While Voxforge has quite a lot of English speech, it is almost all in a US accent, so it can only make models thereof. Other Englishes are quite different, generally using more phonemes, lacking rhoticity, and having different mappings between phonemes and words. For example, in General American English (as it is called) “father” rhymes with “bother” but does not sound identical to “farther”; this is reversed in most other English dialects. The vowel used in “bother” in those dialects does not exist in General American.

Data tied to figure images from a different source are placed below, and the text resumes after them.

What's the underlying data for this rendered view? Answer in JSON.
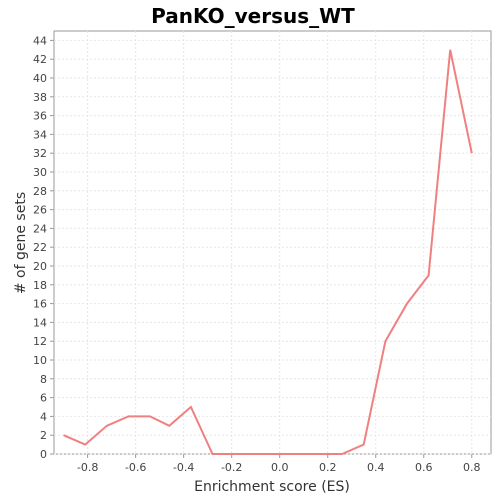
{
  "chart_data": {
    "type": "line",
    "title": "PanKO_versus_WT",
    "xlabel": "Enrichment score (ES)",
    "ylabel": "# of gene sets",
    "xlim": [
      -0.94,
      0.88
    ],
    "ylim": [
      0,
      45
    ],
    "x_ticks": [
      -0.8,
      -0.6,
      -0.4,
      -0.2,
      0.0,
      0.2,
      0.4,
      0.6,
      0.8
    ],
    "x_tick_labels": [
      "-0.8",
      "-0.6",
      "-0.4",
      "-0.2",
      "0.0",
      "0.2",
      "0.4",
      "0.6",
      "0.8"
    ],
    "y_ticks": [
      0,
      2,
      4,
      6,
      8,
      10,
      12,
      14,
      16,
      18,
      20,
      22,
      24,
      26,
      28,
      30,
      32,
      34,
      36,
      38,
      40,
      42,
      44
    ],
    "grid": true,
    "legend": "none",
    "colors": {
      "line": "#f08080"
    },
    "series": [
      {
        "x": [
          -0.9,
          -0.81,
          -0.72,
          -0.63,
          -0.54,
          -0.46,
          -0.37,
          -0.28,
          -0.19,
          -0.1,
          -0.02,
          0.07,
          0.16,
          0.26,
          0.35,
          0.44,
          0.53,
          0.62,
          0.71,
          0.8
        ],
        "y": [
          2,
          1,
          3,
          4,
          4,
          3,
          5,
          0,
          0,
          0,
          0,
          0,
          0,
          0,
          1,
          12,
          16,
          19,
          43,
          32
        ]
      }
    ]
  }
}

A part of the problem (reasonably) not mentioned by Peter Grasch is the pronunciation model—a dictionary mapping phoneme sequences to words. Creating a new pronunciation model is neither trivial nor interesting. The only truly free one in English is the General American CMU dictionary. Wiktionary is a bit too messy and full of holes. The various text-to-speech engines can spit out phonemic transcriptions, but checking the output is a problem.
Nevertheless, Peter Grasch demonstrates that a voxforge model tuned to a single non-US speaker can do surprisingly well. It is the multiple speaker models that really suffer.
While I'm about it, I might as well mention another problem with Voxforge for general purpose models: its voices almost all belong to non-elderly adult males—the usual free software demographic. Its models won't perform well for children, women, or elderly men.
Anyway, great projects, Simon, Sphinx, and Voxforge; but great problems also, and they aren't software problems.